Yaş elli beş; yolun yarısından yirmi geçmiş. Sakalı verdik çoluk çocuğun eline…
Aman öyle yapmayın, buna dokunmayın, onu atmayın, şunu kırmayın… Öt babam öt… Kimsecikler dinlemez… Kızsam ne yazar, kızmasam ne yazar!
Yok, ağabeylerim… Yok, ablalarım… Ben bende degilem bögün. Xarmanımı yeller almış, bostanımı seller almış. Neyim varsa eller almış… Benim benden xeberim yox.
Turgut hasta… Turgut ağır hasta…
O bir hasta; ben binbir hastayım…
Çık balkona üst üste iki cıgara tüttür. Hatıralar umman… Hatıralar dalga dalga… İki cıgara; iki damla gözyaşı…

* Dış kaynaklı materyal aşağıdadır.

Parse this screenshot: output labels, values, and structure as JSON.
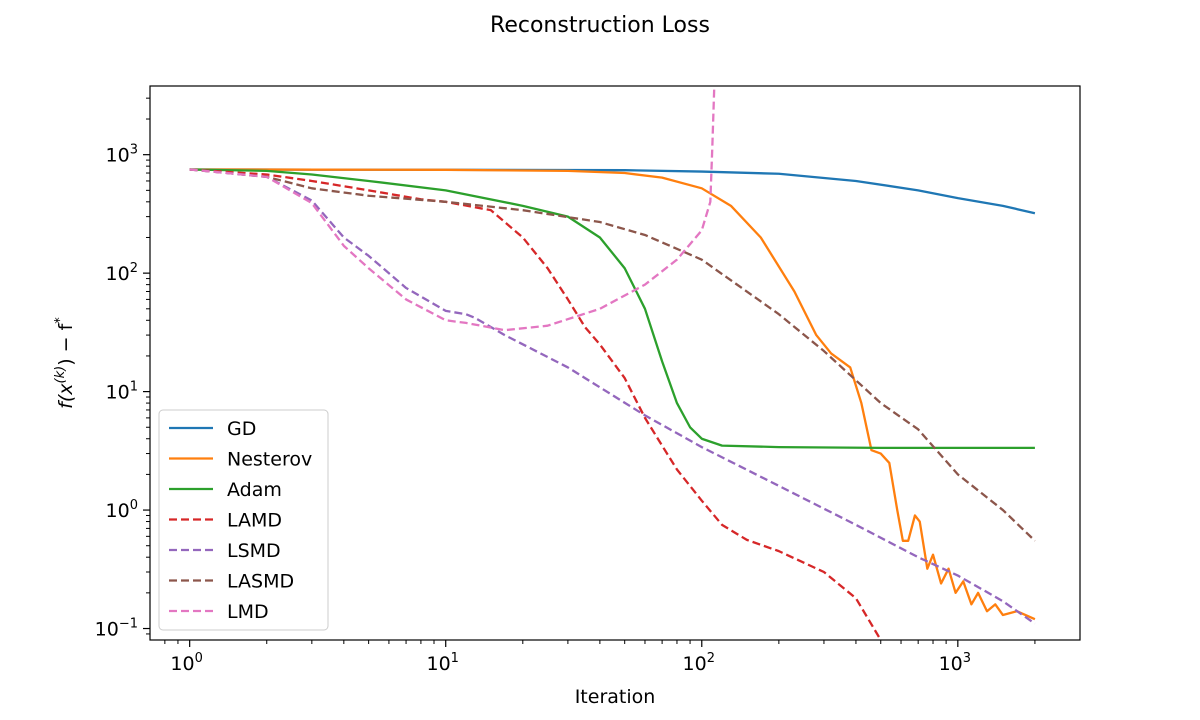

Gir içeri, raftan bir kitabını çıkar… Rastgele bir sayfa aç. İki satırdan fazla okunmuyor… Dört damla gözyaşı daha…
Otur bilgisayar başına; gir sitesine… Tıkla iki şiirini… Artır seyl-i sirişkini…
Yok, dostlar… Yok, ağabeyler, ablalar… Ben bende degilem bögün…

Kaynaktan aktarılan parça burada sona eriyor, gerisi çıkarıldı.